Certo che capita. Uff. Moltissimo, e credo che queste cose qui accadano a coloro che si amano sul serio, scandagliandosi reciprocamente giorno dopo giorno. Noia, frustazione, depressione, apatia, sospetto. Ci sono passata e continjo a passarci anche io, all'interno di un matrimonio che amo così, e voglio a tutti i costi rimanga imperfetto. Sono questi i momenti di crescita veri, sono questi i momenti che ti fanno succedere le cose belle. Tipo andare a quella mostra e guardarsi negli occhi e stringersi le mani come il primo giorno. Io amo quando accade. E ti ringrazio per averlo raccontato anche qui. Sei speciale, come sempre.
Solo che io di fare un figlio, ho tanta paura. Voi invece no, e questo vi rende doppiamente grandi.

Amammuzza said...

Ti sto facendo un lungo applauso!!!
Questo post e' meraviglioso.

la tina said...

marco, sono felice che vi siate ritrovati. fino a metà post ero lì che pensavo no cazzo, dai, non perderti così, non ti abbattere.
sono davvero contenta per voi.

ti abbraccio.

dabogirl said...

uh bene, speranza. Ci vuole, per iniziare il 2012.

Pentapata said...

sto scolpendo la tua statua equestre.

Anna Disorganizzata said...

i figli sono la prova del nove, è vero! ed io non penso che ci sia coppia che non ha avuto uno scossone da questo...anche piccolo...! ma superata la prova.....si è piu' forti!
Bellissimo leggerti....

ilmiomondonuovo said...

E poi a un certo punto trovi un uomo che descrive esattamente come ti senti. Meraviglioso, grazie.

SuPeRaNa said...

è vero la stanchezza, la quotidianità la routine giocano dei brutti scherzi ai pochi neuroni sani che vagano nel limbo..capita tantissimo anche a me. e poi senti la mancanza di quei gesti che appartengono alla storia della coppia.. e diciamolo.. non è male ogni tanto affidare il pargolo ai nonni agli zii e passare un momento solo a due, fare qualcosa di carino insieme.

cily75 said...

Gran bel post.

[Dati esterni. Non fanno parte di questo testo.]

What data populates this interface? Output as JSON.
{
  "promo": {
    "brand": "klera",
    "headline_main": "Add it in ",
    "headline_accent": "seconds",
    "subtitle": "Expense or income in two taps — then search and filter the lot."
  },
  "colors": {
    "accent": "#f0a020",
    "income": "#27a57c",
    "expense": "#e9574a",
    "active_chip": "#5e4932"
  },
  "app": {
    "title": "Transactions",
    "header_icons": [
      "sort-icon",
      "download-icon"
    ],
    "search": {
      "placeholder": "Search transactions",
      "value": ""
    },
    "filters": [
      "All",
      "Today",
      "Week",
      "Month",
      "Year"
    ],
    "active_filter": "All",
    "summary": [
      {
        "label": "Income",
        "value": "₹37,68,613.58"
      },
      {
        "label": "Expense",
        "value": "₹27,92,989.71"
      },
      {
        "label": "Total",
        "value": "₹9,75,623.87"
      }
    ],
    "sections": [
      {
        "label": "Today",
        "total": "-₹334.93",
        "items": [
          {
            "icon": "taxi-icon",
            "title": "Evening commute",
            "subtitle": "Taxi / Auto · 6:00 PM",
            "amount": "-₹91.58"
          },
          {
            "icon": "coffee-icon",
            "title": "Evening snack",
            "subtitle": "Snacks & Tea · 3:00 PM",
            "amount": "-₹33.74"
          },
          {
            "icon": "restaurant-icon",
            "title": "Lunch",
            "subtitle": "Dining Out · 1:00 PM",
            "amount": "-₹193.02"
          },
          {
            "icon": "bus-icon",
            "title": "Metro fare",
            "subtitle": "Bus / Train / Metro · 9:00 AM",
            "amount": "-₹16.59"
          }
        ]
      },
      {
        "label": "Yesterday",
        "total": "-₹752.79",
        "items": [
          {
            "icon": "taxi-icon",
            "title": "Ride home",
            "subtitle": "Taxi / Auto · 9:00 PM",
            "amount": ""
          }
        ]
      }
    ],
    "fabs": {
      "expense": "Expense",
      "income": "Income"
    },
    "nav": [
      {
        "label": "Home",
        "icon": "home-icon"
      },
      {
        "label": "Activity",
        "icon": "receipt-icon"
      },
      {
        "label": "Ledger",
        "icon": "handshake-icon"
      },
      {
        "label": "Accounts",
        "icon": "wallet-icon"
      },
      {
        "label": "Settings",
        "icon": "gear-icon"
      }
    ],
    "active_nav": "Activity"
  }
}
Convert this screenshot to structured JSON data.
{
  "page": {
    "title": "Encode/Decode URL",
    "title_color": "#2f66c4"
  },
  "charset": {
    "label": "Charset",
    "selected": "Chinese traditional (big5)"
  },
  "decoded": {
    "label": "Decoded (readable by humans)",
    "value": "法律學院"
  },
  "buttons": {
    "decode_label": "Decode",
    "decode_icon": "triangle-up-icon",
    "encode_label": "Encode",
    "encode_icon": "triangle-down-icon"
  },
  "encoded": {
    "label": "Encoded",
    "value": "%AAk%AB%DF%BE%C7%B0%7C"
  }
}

Io con l'uomo sbagliato non l'ho superata la crisi. Ma ora ho l'uomo giusto e ti dico che i figli è vero, sono la prova del 9. Una di quelle cose che ti riduce alll'osso, tira fuori la sostanza: o funzioni o no. E tu l'hai descritta la sostanza, e allora in bocca al lupo, tenete duro!! L'ottimismo vince sempre!!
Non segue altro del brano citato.